Hierarchical spectral inhomogeneity in photoluminescence of a twisted MoSe2/WSe2 heterobilayer moir\'e superlattice revealed by hyperspectral mapping

TL;DR

This study uses hyperspectral mapping to reveal hierarchical spatial organization and inhomogeneity in the photoluminescence spectra of twisted MoSe2/WSe2 heterobilayer superlattices, uncovering micron-scale domains and complex local spectral manifolds.

Contribution

It introduces a spectral analysis approach that uncovers hierarchical inhomogeneity and spatial organization in the photoluminescence of moiré superlattices, advancing understanding of their spectral complexity.

Findings

Identified three dominant spectral families forming micron-scale domains.

Established a characteristic length scale of 1.27-2.05 μm exceeding optical spot size.

Revealed hierarchical organization of spectral features and local spectral manifolds.

Abstract

Low-temperature photoluminescence from MoSe2/WSe2 moir\'e superlattice often consists of a broad interlayer emission background with dense, narrow peaks, making microscopic line-by-line assignment difficult. Here, we use hyperspectral photoluminescence mapping and peak-decomposition-free spectral analyses to determine how this spectral complexity is organized in space.
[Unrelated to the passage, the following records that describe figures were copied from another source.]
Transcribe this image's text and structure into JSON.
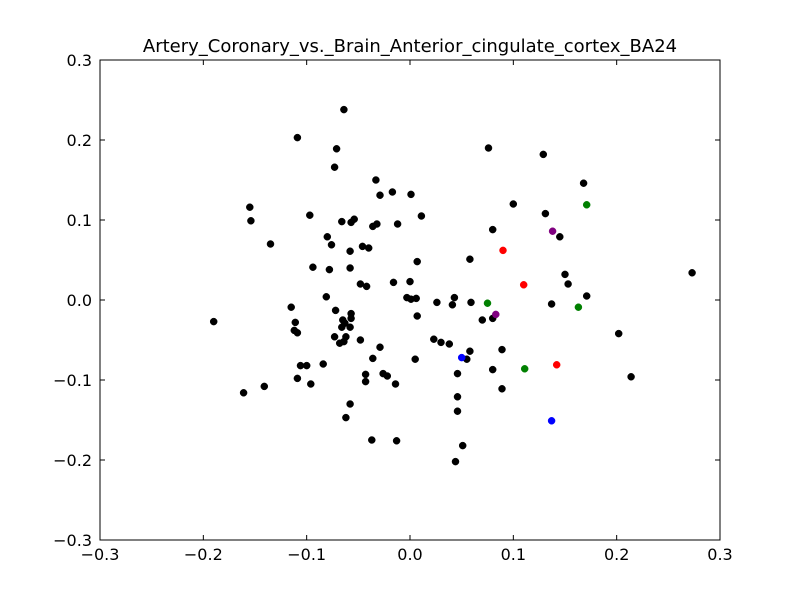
{
  "chart_data": {
    "type": "scatter",
    "title": "Artery_Coronary_vs._Brain_Anterior_cingulate_cortex_BA24",
    "xlabel": "",
    "ylabel": "",
    "xlim": [
      -0.3,
      0.3
    ],
    "ylim": [
      -0.3,
      0.3
    ],
    "grid": false,
    "x_ticks": [
      -0.3,
      -0.2,
      -0.1,
      0.0,
      0.1,
      0.2,
      0.3
    ],
    "x_tick_labels": [
      "−0.3",
      "−0.2",
      "−0.1",
      "0.0",
      "0.1",
      "0.2",
      "0.3"
    ],
    "y_ticks": [
      -0.3,
      -0.2,
      -0.1,
      0.0,
      0.1,
      0.2,
      0.3
    ],
    "y_tick_labels": [
      "−0.3",
      "−0.2",
      "−0.1",
      "0.0",
      "0.1",
      "0.2",
      "0.3"
    ],
    "series": [
      {
        "color": "#000000",
        "points": [
          [
            -0.064,
            0.238
          ],
          [
            -0.109,
            0.203
          ],
          [
            -0.071,
            0.189
          ],
          [
            -0.073,
            0.166
          ],
          [
            0.076,
            0.19
          ],
          [
            0.129,
            0.182
          ],
          [
            0.168,
            0.146
          ],
          [
            -0.155,
            0.116
          ],
          [
            -0.154,
            0.099
          ],
          [
            -0.135,
            0.07
          ],
          [
            -0.097,
            0.106
          ],
          [
            -0.08,
            0.079
          ],
          [
            -0.076,
            0.069
          ],
          [
            -0.066,
            0.098
          ],
          [
            -0.057,
            0.097
          ],
          [
            -0.054,
            0.101
          ],
          [
            -0.046,
            0.067
          ],
          [
            -0.04,
            0.065
          ],
          [
            -0.036,
            0.092
          ],
          [
            -0.032,
            0.095
          ],
          [
            -0.033,
            0.15
          ],
          [
            -0.029,
            0.131
          ],
          [
            -0.017,
            0.135
          ],
          [
            0.001,
            0.132
          ],
          [
            0.011,
            0.105
          ],
          [
            -0.012,
            0.095
          ],
          [
            -0.058,
            0.061
          ],
          [
            -0.058,
            0.04
          ],
          [
            -0.094,
            0.041
          ],
          [
            -0.078,
            0.038
          ],
          [
            -0.048,
            0.02
          ],
          [
            -0.042,
            0.017
          ],
          [
            -0.016,
            0.022
          ],
          [
            0.007,
            0.048
          ],
          [
            0.058,
            0.051
          ],
          [
            0.08,
            0.088
          ],
          [
            0.1,
            0.12
          ],
          [
            0.131,
            0.108
          ],
          [
            0.145,
            0.079
          ],
          [
            0.15,
            0.032
          ],
          [
            0.153,
            0.02
          ],
          [
            0.137,
            -0.005
          ],
          [
            0.171,
            0.005
          ],
          [
            0.273,
            0.034
          ],
          [
            -0.19,
            -0.027
          ],
          [
            -0.115,
            -0.009
          ],
          [
            -0.112,
            -0.038
          ],
          [
            -0.109,
            -0.041
          ],
          [
            -0.111,
            -0.028
          ],
          [
            -0.081,
            0.004
          ],
          [
            -0.072,
            -0.013
          ],
          [
            -0.065,
            -0.025
          ],
          [
            -0.063,
            -0.029
          ],
          [
            -0.066,
            -0.034
          ],
          [
            -0.062,
            -0.046
          ],
          [
            -0.064,
            -0.052
          ],
          [
            -0.068,
            -0.054
          ],
          [
            -0.057,
            -0.017
          ],
          [
            -0.057,
            -0.023
          ],
          [
            -0.048,
            -0.05
          ],
          [
            -0.058,
            -0.034
          ],
          [
            -0.073,
            -0.046
          ],
          [
            -0.029,
            -0.059
          ],
          [
            -0.036,
            -0.073
          ],
          [
            -0.003,
            0.003
          ],
          [
            0.0,
            0.023
          ],
          [
            0.001,
            0.001
          ],
          [
            0.006,
            0.002
          ],
          [
            0.007,
            -0.02
          ],
          [
            0.026,
            -0.003
          ],
          [
            0.041,
            -0.006
          ],
          [
            0.043,
            0.003
          ],
          [
            0.059,
            -0.003
          ],
          [
            0.07,
            -0.025
          ],
          [
            0.08,
            -0.023
          ],
          [
            0.023,
            -0.049
          ],
          [
            0.03,
            -0.053
          ],
          [
            0.038,
            -0.055
          ],
          [
            0.005,
            -0.074
          ],
          [
            0.055,
            -0.074
          ],
          [
            0.058,
            -0.064
          ],
          [
            0.089,
            -0.062
          ],
          [
            0.08,
            -0.087
          ],
          [
            -0.106,
            -0.082
          ],
          [
            -0.1,
            -0.082
          ],
          [
            -0.084,
            -0.08
          ],
          [
            -0.109,
            -0.098
          ],
          [
            -0.096,
            -0.105
          ],
          [
            -0.141,
            -0.108
          ],
          [
            -0.161,
            -0.116
          ],
          [
            -0.043,
            -0.093
          ],
          [
            -0.043,
            -0.102
          ],
          [
            -0.026,
            -0.092
          ],
          [
            -0.022,
            -0.095
          ],
          [
            -0.014,
            -0.105
          ],
          [
            0.046,
            -0.092
          ],
          [
            0.089,
            -0.111
          ],
          [
            0.046,
            -0.121
          ],
          [
            0.046,
            -0.139
          ],
          [
            -0.058,
            -0.13
          ],
          [
            -0.062,
            -0.147
          ],
          [
            -0.037,
            -0.175
          ],
          [
            -0.013,
            -0.176
          ],
          [
            0.051,
            -0.182
          ],
          [
            0.044,
            -0.202
          ],
          [
            0.202,
            -0.042
          ],
          [
            0.214,
            -0.096
          ]
        ]
      },
      {
        "color": "#ff0000",
        "points": [
          [
            0.09,
            0.062
          ],
          [
            0.11,
            0.019
          ],
          [
            0.142,
            -0.081
          ]
        ]
      },
      {
        "color": "#008000",
        "points": [
          [
            0.171,
            0.119
          ],
          [
            0.163,
            -0.009
          ],
          [
            0.075,
            -0.004
          ],
          [
            0.111,
            -0.086
          ]
        ]
      },
      {
        "color": "#800080",
        "points": [
          [
            0.138,
            0.086
          ],
          [
            0.083,
            -0.018
          ]
        ]
      },
      {
        "color": "#0000ff",
        "points": [
          [
            0.05,
            -0.072
          ],
          [
            0.137,
            -0.151
          ]
        ]
      }
    ]
  }
}
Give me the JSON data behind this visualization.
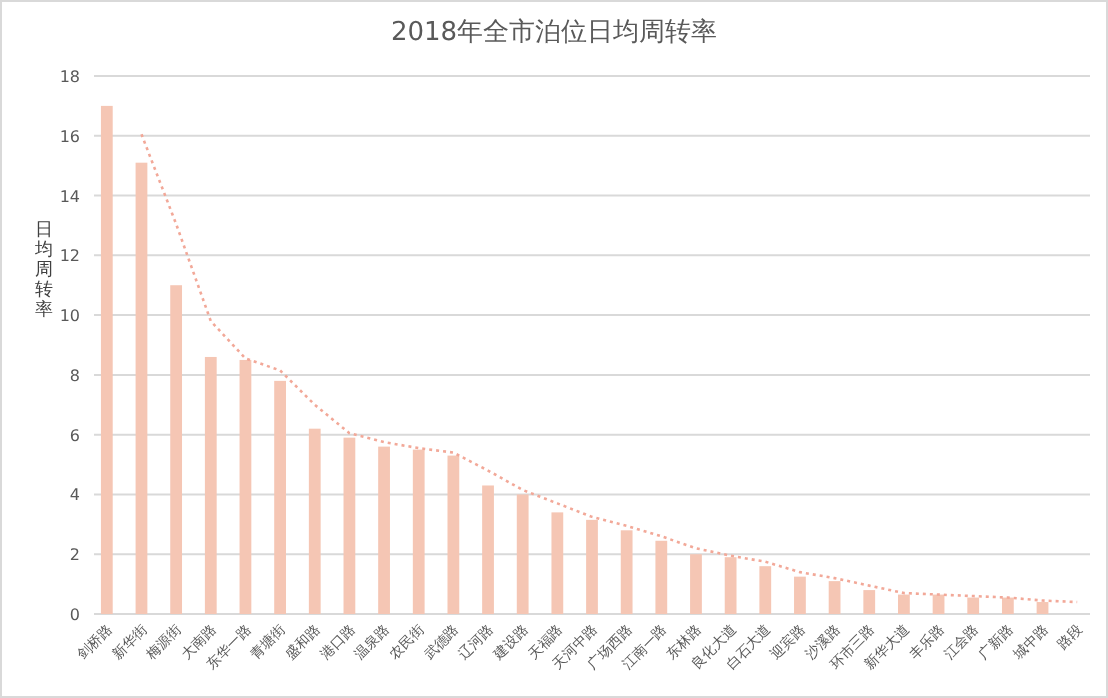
{
  "chart_data": {
    "type": "bar",
    "title": "2018年全市泊位日均周转率",
    "ylabel": "日均周转率",
    "categories": [
      "剑桥路",
      "新华街",
      "梅源街",
      "大南路",
      "东华一路",
      "青塘街",
      "盛和路",
      "港口路",
      "温泉路",
      "农民街",
      "武德路",
      "辽河路",
      "建设路",
      "天福路",
      "天河中路",
      "广场西路",
      "江南一路",
      "东林路",
      "良化大道",
      "白石大道",
      "迎宾路",
      "沙溪路",
      "环市三路",
      "新华大道",
      "丰乐路",
      "江会路",
      "广新路",
      "城中路",
      "路段"
    ],
    "series": [
      {
        "color": "#f5c6b4",
        "values": [
          17,
          15.1,
          11,
          8.6,
          8.5,
          7.8,
          6.2,
          5.9,
          5.6,
          5.5,
          5.3,
          4.3,
          4.0,
          3.4,
          3.15,
          2.8,
          2.45,
          2.0,
          1.9,
          1.6,
          1.25,
          1.1,
          0.8,
          0.65,
          0.65,
          0.55,
          0.55,
          0.4,
          null
        ]
      },
      {
        "type": "line",
        "color": "#f2a898",
        "line_style": "dotted",
        "values": [
          null,
          16.05,
          13.05,
          9.8,
          8.55,
          8.15,
          7.0,
          6.05,
          5.75,
          5.55,
          5.4,
          4.8,
          4.15,
          3.7,
          3.25,
          2.95,
          2.6,
          2.2,
          1.95,
          1.75,
          1.4,
          1.2,
          0.95,
          0.7,
          0.65,
          0.6,
          0.55,
          0.45,
          0.4
        ]
      }
    ],
    "ylim": [
      0,
      18
    ],
    "yticks": [
      0,
      2,
      4,
      6,
      8,
      10,
      12,
      14,
      16,
      18
    ],
    "grid": "y"
  }
}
A 20 x 20 map acquired with a 400 nm pitch reveals three dominant spectral families that form contiguous real-space domains. Feature-wise spatial correlation analysis and whole-spectrum similarity yield a characteristic micron-scale length of 1.27-2.05 um, all exceeding the 0.85 um optical spot size. At the same time, individual pixels retain a dense, multi-peak structure, implying an unresolved local spectral manifold below optical resolution. Correlations among centroid, dominant energy, asymmetry, width, entropy, sharp fraction, and roughness indicate that the micron-scale energy landscape and local manifold complexity can be statistically separated, while remaining correlated across the map, consistent with a hierarchical organization of the emission spectrum. These results establish hierarchical inhomogeneity as an organizing principle of MoSe2/WSe2 moir\'e superlattice photoluminescence.